Recently I built a scheduling application for my work web site. It’s pretty awesome.

Anywho, I had to learn about time, and how it’s handled. Going into this, I always thought that if I were a systems administrator all over again I would have my machines all run in GMT to eliminate timezone problems. Now that I’ve learned, I know it’s now called “UTC” and it’s still a really really really really really good idea to do as much as you can in UTC and only present localized times only when the user sees them.

I learned about how time works in four tools: Postgres, Python, Django, and Javascript.
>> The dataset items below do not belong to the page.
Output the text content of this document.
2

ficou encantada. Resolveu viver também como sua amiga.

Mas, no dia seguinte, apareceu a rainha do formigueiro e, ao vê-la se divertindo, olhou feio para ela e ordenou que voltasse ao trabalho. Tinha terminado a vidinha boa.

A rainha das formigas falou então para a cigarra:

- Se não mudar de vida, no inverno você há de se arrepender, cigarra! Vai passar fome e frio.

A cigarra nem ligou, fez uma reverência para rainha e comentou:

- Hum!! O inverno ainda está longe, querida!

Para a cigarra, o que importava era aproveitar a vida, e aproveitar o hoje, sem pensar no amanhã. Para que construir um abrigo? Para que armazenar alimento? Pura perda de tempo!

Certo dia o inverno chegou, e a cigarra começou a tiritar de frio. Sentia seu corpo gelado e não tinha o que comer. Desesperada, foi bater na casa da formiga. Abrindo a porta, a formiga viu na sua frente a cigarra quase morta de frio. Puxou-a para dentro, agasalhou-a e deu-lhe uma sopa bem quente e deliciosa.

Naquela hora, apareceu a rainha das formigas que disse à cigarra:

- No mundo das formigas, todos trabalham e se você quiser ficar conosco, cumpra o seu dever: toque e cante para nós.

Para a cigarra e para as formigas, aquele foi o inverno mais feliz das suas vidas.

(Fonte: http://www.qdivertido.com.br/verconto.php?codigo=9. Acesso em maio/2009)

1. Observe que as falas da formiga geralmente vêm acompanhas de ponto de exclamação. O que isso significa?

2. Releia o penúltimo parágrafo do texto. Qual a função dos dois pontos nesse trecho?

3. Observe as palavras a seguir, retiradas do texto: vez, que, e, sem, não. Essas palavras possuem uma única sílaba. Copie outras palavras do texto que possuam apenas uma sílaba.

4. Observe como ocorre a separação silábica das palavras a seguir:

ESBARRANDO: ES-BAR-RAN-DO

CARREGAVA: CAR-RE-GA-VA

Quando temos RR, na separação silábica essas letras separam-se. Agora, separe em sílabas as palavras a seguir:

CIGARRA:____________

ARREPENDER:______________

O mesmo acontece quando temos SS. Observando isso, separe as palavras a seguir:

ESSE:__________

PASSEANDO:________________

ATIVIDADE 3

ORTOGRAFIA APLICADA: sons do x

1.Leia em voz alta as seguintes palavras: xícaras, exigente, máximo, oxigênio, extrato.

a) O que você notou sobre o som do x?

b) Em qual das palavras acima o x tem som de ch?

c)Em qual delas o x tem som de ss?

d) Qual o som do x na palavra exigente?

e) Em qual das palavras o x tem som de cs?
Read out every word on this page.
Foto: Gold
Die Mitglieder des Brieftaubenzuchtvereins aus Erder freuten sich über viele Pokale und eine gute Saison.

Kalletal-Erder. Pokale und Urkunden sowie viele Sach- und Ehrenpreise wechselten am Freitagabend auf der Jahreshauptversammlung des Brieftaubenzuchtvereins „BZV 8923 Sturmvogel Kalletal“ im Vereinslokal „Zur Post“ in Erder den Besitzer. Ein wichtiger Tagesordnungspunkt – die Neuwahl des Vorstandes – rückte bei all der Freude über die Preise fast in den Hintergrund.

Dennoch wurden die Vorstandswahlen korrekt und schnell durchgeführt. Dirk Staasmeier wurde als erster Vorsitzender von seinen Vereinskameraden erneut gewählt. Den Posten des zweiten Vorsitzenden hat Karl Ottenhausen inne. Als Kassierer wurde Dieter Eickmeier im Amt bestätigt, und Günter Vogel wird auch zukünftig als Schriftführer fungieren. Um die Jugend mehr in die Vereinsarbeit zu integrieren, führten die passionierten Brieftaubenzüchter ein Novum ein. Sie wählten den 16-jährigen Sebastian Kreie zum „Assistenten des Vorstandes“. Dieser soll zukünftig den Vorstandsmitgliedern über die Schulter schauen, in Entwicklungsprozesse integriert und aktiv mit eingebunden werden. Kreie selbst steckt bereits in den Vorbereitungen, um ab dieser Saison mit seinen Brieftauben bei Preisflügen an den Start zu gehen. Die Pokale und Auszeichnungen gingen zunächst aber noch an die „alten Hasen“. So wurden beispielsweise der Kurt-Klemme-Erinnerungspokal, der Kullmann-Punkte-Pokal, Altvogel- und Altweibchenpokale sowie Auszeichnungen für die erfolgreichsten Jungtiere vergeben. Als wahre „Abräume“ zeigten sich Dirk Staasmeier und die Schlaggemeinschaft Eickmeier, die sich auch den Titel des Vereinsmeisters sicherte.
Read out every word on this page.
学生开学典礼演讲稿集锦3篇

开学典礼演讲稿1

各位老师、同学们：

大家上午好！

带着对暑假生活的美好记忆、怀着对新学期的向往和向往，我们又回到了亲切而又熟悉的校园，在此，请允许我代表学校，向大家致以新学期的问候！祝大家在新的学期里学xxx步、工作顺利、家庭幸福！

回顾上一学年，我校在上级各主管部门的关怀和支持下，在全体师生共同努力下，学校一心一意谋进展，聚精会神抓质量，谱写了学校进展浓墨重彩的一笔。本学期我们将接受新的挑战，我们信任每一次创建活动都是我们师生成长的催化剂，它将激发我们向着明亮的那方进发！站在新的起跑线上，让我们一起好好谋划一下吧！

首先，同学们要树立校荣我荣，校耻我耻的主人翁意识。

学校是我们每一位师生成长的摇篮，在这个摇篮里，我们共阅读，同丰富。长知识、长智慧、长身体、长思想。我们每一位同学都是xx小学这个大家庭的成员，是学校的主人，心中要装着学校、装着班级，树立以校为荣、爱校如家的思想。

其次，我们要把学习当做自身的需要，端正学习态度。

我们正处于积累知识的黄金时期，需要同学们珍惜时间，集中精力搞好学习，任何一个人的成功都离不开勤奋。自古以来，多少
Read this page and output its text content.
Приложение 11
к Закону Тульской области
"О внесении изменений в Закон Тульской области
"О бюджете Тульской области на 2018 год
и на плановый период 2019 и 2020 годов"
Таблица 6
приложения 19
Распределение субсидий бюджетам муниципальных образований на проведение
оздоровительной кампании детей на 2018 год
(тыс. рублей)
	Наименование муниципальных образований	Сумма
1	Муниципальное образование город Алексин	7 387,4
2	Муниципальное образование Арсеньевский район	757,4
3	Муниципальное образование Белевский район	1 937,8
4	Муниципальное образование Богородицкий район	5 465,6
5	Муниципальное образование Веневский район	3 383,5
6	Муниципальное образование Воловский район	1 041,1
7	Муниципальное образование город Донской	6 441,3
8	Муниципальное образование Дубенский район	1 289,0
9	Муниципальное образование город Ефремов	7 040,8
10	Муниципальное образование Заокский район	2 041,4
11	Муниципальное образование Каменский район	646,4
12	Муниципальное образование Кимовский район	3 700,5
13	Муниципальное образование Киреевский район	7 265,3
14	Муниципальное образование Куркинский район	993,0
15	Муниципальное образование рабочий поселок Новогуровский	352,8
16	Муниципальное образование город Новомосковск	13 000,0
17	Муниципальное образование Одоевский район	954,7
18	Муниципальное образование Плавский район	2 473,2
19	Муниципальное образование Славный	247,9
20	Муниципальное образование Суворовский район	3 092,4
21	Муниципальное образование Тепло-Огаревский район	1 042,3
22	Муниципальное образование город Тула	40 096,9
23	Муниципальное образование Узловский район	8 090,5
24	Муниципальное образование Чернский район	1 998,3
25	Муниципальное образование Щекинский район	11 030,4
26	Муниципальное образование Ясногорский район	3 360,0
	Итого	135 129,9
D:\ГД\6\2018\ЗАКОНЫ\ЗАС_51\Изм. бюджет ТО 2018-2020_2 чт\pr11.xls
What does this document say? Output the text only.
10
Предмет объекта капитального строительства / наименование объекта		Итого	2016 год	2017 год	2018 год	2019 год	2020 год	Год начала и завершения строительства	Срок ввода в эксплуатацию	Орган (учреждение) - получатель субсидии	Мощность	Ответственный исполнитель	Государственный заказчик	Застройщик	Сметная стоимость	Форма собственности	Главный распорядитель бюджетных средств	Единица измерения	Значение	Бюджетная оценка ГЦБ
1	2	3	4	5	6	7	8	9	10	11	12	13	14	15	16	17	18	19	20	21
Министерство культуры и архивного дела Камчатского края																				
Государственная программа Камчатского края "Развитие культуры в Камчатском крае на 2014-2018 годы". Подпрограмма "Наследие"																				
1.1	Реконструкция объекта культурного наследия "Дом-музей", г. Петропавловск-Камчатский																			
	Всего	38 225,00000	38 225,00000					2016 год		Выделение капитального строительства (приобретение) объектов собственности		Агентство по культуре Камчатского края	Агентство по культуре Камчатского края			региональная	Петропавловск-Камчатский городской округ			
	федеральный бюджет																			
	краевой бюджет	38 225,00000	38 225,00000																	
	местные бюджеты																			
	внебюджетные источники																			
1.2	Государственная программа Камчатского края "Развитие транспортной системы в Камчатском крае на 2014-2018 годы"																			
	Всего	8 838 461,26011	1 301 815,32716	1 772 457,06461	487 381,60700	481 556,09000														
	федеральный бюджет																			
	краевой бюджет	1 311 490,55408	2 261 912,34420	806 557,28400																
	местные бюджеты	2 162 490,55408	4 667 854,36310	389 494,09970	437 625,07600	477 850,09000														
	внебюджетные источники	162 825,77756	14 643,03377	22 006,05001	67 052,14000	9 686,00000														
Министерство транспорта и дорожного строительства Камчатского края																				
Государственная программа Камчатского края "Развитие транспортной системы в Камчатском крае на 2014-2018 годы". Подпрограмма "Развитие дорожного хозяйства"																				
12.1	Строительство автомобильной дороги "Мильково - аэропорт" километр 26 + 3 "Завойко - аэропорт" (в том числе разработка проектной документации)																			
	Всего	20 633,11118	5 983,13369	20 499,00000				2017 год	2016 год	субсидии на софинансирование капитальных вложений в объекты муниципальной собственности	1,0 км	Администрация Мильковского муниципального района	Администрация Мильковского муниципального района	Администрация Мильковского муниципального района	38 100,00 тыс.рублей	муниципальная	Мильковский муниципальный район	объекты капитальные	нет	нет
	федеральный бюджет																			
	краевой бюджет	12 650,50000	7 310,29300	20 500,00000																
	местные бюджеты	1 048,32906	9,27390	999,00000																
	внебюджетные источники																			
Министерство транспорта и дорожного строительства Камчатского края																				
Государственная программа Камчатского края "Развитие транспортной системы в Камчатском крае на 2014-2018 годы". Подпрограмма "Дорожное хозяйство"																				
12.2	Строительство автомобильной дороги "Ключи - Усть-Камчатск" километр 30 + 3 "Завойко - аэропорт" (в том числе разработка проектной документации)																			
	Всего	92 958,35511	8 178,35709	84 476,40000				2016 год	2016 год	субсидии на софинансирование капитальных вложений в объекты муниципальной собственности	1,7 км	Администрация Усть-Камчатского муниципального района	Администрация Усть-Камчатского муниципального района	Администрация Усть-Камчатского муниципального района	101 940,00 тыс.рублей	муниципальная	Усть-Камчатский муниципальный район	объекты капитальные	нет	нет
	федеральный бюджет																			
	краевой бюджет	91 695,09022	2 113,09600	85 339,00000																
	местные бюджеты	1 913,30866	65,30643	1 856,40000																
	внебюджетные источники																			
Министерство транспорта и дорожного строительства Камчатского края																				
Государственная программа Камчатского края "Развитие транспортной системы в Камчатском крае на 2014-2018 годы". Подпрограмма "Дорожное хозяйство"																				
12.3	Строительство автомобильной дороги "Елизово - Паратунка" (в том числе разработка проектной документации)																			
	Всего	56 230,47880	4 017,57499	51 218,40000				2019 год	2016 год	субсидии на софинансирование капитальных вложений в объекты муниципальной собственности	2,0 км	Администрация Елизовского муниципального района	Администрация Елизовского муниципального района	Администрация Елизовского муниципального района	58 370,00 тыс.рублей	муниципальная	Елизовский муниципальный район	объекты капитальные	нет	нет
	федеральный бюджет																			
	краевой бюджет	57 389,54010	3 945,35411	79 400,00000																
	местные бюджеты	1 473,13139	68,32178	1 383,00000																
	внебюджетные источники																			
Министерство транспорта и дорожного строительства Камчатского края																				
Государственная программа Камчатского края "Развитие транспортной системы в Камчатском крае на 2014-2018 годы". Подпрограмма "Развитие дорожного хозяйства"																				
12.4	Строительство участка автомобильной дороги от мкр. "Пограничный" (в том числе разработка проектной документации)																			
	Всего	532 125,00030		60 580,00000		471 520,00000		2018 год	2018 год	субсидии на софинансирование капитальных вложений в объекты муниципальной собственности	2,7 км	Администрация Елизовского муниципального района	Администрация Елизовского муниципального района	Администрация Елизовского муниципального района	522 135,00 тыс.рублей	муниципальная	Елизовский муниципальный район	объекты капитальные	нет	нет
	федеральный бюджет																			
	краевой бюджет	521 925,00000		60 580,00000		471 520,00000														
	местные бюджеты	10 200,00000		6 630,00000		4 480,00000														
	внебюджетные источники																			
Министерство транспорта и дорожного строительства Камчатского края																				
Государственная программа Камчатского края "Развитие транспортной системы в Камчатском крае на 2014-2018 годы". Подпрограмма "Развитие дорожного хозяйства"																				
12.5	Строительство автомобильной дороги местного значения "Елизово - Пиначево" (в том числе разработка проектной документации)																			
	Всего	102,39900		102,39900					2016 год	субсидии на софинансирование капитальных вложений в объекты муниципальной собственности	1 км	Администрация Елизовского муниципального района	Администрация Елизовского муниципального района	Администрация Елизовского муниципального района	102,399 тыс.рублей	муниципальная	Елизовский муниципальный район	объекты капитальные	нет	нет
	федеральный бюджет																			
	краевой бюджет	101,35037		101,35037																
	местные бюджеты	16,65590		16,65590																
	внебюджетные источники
Totally sweet support for time. You can say

generate_series(date(X at time zone 'UTC' - interval '120 minutes'),
                date(Y at time zone 'UTC - interval '120 minutes'),
                '1 day'::interval)

and get all the dates between X and Y. Everything about datetimes is super duper good.


datetime library is pretty good. It is a little unfortunate (although understandable) that you need a non-Python library (usually pytz) to localize times. (This is because Python does not want to handle the political problems (literally) of keeping timezone definitions up to date.)

Notably, I built a small library called “time_shortcuts” to help with common time stuff:

  • utc_dt(str)–convert the string into a UTC-localized datetime object.
  • utc_now()–right now in UTC
  • xtimerange(start, end, step)–walk from start to end by step.
  • minute_diff(start, end)–returns a diff between start and end in minutes, not days. makes a bad assumption about how many minutes are in a day.

This way I could write utc_dt(“2013-04-25 18:00:00”) and know I was getting back a datetime timezone-aware object. This is much more helpful than it should be.


Django gets a little angry if you feed it DateTimeFields that aren’t timezone-aware. Hence the above helper library. Other than that, it makes the Python <-> Postgres interface transparent, which is all you can ask for. You deal in Datetime objects, and it handles Postgres.

I have one notable instance where I call straight SQL (using a cursor) so that I can do some of the Postgres goodness described above.


Good stuff: Javascript’s Date() object.

Bad stuff: Javascript’s Date() object.

It is nice to call

new Date().getTimezoneOffset()

and get the timezone diff in minutes. It is also nice to be able to call .getUTCHours().

It is unfortunate that I don’t know of a way to change the timezone that Javascript uses for a given session. This resulted in me creating a clunky <select id=”timezone”> object that has all the timezones and their minute offset and this becomes a weird interactive variable that redraws the time-related parts of the page when it’s changed.